Chapter 7 Topic models
We can view each comment as a combination of different themes/topics. For example, a comment may focus on the discussion of the effectiveness of teaching. However, another comment may simply talk about the personality of a professor. Some comments may have both. So the effectiveness of teaching and personality can be viewed as two topics related to teaching evaluation. Each topic is associated with certain words. For example, related to the effectiveness, words like prepared, clarity, organized and so on might be used often. Regarding the personality topic, words such as nice, open, and warm might be more often used.
The method of finding the topics and associated words is called topic modeling. Latent Dirichlet allocation (LDA) is one method for topic modeling that allows the observed words to be explained by latent topics/groups. It assumes each comment/document is a mixture of a small number of topics and each word’s presence in a comment is attributable to one of the document’s topics.
7.1 Latent Dirichlet allocation (LDA)
LDA is a popular model for topic analysis. The model can be explained in terms of the mechanism of writing a comment to evaluate teaching. In writing a comment, one might first think about from what areas to evaluate a professor. For example, a student might focus more on the organization of the lectures and the difficulty of the tests. These can be viewed as two topics. Then the student would write around the two topics by picking words related to the topics.
Suppose that there are a total of \(k\) topics. Each topic in a given document can be viewed as generating from a distribution with a different probabilities.
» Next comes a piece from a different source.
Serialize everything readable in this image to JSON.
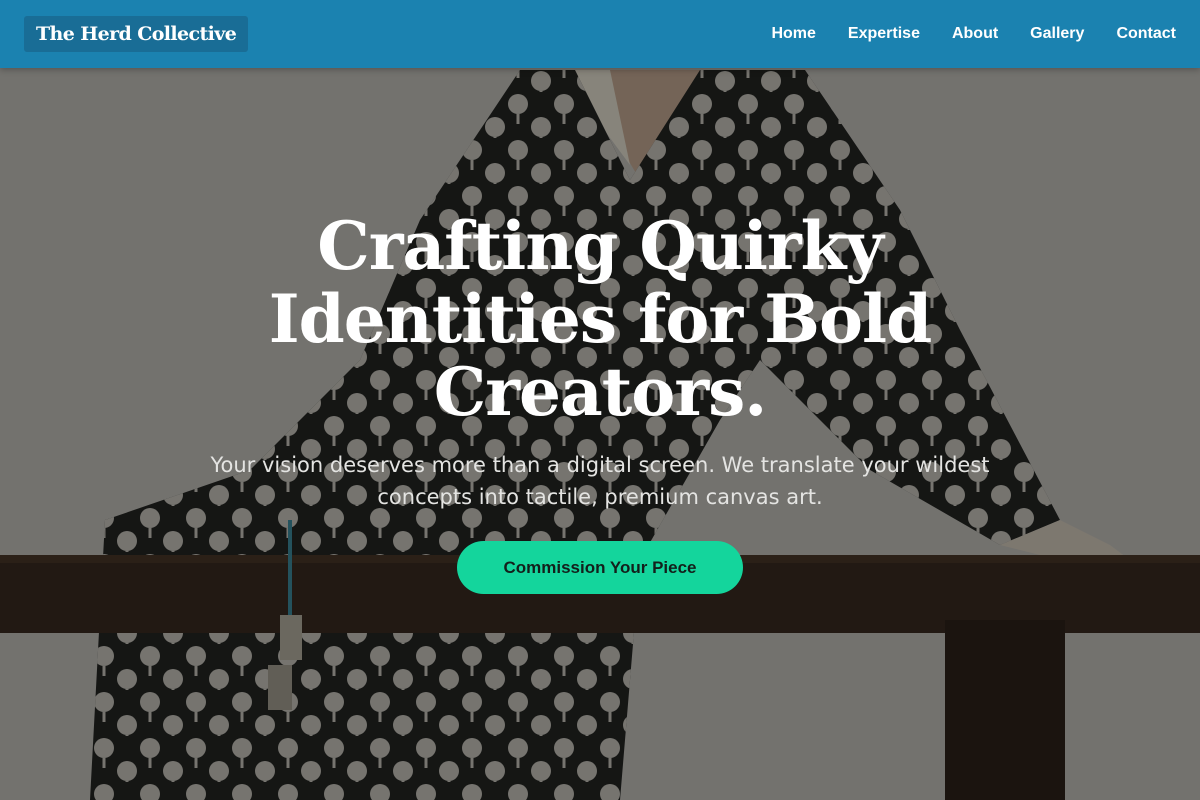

Let \(z_{km}\) be the \(k\)th (\(k=1,\ldots, K\)) topic in the \(m\)th (\(m=1,\dots, M\)) document. \(z_{km}\) takes a value between 1 and \(K\).
\[ z_{km} \sim Multinomial(\boldsymbol{\theta}_m) \]
where \(\boldsymbol{\theta}_m=(\theta_{m1}, \theta_{m2}, \ldots, \theta_{mK})'\) is the topic probability. Note that \(\sum_{k=1}^K \theta_{mk} =1\).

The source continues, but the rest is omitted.